Business travelers are back in 2011. At least, that’s what global professional services firm Deloitte is saying. After two years of corporate austerity, the business traveler is taking to the skies and road again, and this has to be great news for airlines and hotels, as it’s the corporate set that really brings in the cash they count on. The numbers look good for next year, according to this survey, which means a little more elbow room for the beleaguered tourism and travel industry.
The company surveyed 1,001 business travelers and found that 80 percent are expecting to take more trips than they did in 2010, with 79 percent forecasting that spending will be the same or higher. This follows gains in 2010, in which only 29 percent said they expected the full year to net out to a decline relative to 2009.
According to Adam Weissenberg, vice chairman and tourism, hospitality and leisure sector leader, Deloitte LLP, “The travel industry was not immune to the economic slowdown, but the confidence demonstrated by business travelers who responded to our survey suggests a brighter outlook for the industry as a whole.”

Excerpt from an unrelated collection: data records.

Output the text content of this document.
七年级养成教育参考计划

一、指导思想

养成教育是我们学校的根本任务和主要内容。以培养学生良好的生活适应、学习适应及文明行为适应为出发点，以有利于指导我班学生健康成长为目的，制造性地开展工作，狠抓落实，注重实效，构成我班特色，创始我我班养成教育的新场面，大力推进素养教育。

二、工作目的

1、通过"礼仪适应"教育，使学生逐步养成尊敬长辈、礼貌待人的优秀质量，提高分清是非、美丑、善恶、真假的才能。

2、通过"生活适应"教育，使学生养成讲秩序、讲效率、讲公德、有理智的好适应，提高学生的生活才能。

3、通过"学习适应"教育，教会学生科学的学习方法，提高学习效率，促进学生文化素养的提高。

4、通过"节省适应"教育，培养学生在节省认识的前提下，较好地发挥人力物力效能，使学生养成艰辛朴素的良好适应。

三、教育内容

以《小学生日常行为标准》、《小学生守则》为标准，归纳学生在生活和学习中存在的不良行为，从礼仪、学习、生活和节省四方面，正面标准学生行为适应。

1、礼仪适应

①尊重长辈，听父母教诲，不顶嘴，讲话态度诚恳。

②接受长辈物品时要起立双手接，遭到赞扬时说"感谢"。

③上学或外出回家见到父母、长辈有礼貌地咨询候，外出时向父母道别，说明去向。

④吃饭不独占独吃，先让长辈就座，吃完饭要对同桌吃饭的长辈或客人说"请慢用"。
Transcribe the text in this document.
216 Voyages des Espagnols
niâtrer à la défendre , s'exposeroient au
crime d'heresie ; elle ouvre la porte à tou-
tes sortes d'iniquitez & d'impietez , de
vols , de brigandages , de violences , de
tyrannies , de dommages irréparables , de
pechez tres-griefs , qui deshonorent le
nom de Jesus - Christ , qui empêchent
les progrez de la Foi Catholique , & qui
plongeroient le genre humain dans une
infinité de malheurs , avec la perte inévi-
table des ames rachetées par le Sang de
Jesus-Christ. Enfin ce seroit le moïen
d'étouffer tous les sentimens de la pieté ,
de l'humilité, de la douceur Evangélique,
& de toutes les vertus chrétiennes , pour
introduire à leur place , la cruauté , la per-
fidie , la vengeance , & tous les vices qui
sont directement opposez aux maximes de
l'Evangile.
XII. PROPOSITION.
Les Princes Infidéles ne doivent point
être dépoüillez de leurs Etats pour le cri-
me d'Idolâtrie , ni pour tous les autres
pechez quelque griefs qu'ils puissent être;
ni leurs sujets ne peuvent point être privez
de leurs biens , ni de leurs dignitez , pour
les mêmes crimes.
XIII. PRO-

This follows a tough period for business travel. Deloitte noted in a statement:
Due to the recession, 72 percent of survey respondents had monitored their business travel expenses in various ways this past year. In particular, business travelers said they had cut back on overall travel costs (37 percent), reduced the duration of their trips (33 percent), or spent less on food/restaurants (32 percent). More than one in five (21 percent) booked less expensive hotel rooms.
Not only were belts tightening, but people were watching. Deloitte found that 59 percent of respondents indicated their companies were enforcing corporate travel policies more strictly. Fifty percent revealed that they have to get pre-trip approval for business travel, with 42 percent saying that “their company guidelines currently covered booking accommodations in advance.” Close to a third reported dollar limits on accommodations.